The present invention relates to a new and improved construction of an ionization fire alarm or detector.
In its more specific aspects the invention relates to a new and improved ionization fire alarm or detector which is of the type which contains a radioactive substance located in an ionization chamber accessible to the ambient atmosphere and two electrodes separated by an insulating member. An electric circuit serves for signalling and triggering an alarm.
In ionization fire alarms or detectors as known, for example, from German Pat. No. 2,130,889 the air present in the ionization chamber which is accessible for the ambient or external atmosphere becomes ionized due to the radioactive substance or specimen located therein. Due to the d.c.-voltage applied to the two electrodes of the ionization chamber an ionic current flows between the electrodes. In the event that smoke, aerosols formed during a fire or other particles enter the ionization chamber through apertures or openings of the chamber then the electric current will change. The electric circuit evaluates the current change such that at a certain reduction in conductivity in the ionization chamber an alarm signal is transmitted to a central signal station via electric lines. In known circuits of such kind the ionization chamber is connected in series with a resistor element which, for example, constitutes a reference ionization chamber which is either very nearly hermetically sealed or insensitive to aerosols formed during a combustion process. The potential difference between the two chambers is determined using a high-ohm or high-impedance amplifier like, for example, a field-effect transistor. Another possibility resides in periodically scanning the charge on the electrodes in the ionization chamber.
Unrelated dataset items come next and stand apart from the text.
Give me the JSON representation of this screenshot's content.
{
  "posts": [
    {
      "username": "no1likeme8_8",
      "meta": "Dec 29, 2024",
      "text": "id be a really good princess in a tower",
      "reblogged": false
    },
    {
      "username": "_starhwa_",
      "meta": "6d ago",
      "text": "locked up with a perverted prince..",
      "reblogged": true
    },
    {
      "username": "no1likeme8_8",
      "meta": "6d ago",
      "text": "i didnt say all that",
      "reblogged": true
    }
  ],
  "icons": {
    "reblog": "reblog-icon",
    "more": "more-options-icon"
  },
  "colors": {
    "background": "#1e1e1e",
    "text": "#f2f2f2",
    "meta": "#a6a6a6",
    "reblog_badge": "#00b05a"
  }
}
Since the ionization chambers generally used have a resistance greater than 10.sup.10 .OMEGA., and thus, the electric circuit must have an input resistance which is substantially higher, the ionization fire alarms or detectors are highly sensitive to any contamination which reduces the electrical resistance i.e., of the insulating member or of the insulating path between the electrodes of the ionization chamber. In the same fashion as aerosols generated by a fire or combustion process other particles emanating from the environment of the detector like, for example, dust are transported into the ionization chamber and will be deposited therein, whereby the electrical resistance of the insulating path will decrease. Consequently, frequent maintenance of fire alarm systems and cleaning of the ionization fire alarms or detectors is required.
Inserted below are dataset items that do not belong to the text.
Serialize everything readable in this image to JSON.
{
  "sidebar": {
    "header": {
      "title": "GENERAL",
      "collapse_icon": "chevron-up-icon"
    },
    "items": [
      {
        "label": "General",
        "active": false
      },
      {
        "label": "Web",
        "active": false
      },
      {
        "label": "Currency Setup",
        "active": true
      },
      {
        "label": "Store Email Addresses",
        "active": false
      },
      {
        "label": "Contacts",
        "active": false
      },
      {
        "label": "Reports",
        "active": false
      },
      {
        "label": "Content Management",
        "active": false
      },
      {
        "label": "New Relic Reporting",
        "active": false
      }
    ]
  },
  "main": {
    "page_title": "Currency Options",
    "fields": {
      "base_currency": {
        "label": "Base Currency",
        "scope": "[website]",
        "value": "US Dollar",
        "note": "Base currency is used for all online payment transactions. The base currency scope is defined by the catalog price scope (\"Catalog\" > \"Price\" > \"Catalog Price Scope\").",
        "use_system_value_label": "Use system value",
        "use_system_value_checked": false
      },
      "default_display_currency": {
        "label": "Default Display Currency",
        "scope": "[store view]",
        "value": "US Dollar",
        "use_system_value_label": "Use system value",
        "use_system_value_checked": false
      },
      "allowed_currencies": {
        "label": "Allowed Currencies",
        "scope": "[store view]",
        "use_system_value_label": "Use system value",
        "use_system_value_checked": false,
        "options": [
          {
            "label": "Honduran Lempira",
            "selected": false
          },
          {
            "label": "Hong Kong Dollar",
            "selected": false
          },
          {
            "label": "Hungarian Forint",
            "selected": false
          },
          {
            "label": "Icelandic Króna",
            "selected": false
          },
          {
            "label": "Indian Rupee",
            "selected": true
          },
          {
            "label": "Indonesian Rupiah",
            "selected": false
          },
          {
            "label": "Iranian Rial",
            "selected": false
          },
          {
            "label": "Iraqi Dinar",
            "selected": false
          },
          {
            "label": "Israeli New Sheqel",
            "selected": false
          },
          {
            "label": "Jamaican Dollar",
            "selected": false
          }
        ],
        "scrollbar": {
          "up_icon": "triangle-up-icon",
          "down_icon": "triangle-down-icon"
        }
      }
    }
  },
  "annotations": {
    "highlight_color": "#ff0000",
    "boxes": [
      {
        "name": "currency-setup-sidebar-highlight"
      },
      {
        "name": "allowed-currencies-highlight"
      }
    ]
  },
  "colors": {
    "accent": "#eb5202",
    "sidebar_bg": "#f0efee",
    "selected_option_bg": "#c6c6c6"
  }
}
According to the aforementioned German Pat. No. 2,130,889 the problem of maintaining the electrical resistance is solved by covering the insulating path or span in the interior of the hood, which serves as the outer or external electrode and contains apertures for the entry of environmental air, by a labyrinth formed by the same highly insulating synthetic material. Thus, the creepage path between the central-electrode and the counterelectrode is protected from contamination, and the creepage path exposed to contamination is enlarged by more than a factor of 4 due to the annular or ring-shaped webs of the labyrinth. It has thus become possible to considerably prolong the period of time until the fire alarm or detector becomes ineffective, i.e. the service or maintenance intervals can be increased. However, synthetic materials, i.e. plastics, are subject to natural aging which may become accelerated due to the action of oxygen in the air or, partially also due to ozone, or due to the action of aggressive ingredients or constituents contained in the environmental air or in the cleaning agents used for servicing the ionization fire alarm or detector. While such corrosive substances are present in standard environmental air only in extremely low concentrations, nonetheless the concentrations thereof may assume considerable values in specific environments. Finally, the duration of the action of the different substances cannot be neglected as well as the fact that the air is ionized by the radioactive source present in the ionization fire alarm, whereby ozone and other compounds or substances capable of attacking the materials of which the ionization fire alarm is composed are formed in the very interior thereof. Since the atmosphere may penetrate between the labyrinth and the insulating path the problem of aging of the insulating path persists.
Cleaning of the ionization fire alarms or detectors during servicing the same did not heretofore present a problem, however, repeated cleanings have always been problematic with respect to maintaining the high surface insulating values of about 10.sup.10 .OMEGA. over longer time spans. The search for materials having sufficiently high resistance towards environmental effects caused by, for example, solvent vapors, insecticides and so forth, did not render a satisfactory result, since it was impossible to find a plastic or synthetic material having optimum properties in respect of all environmental effects.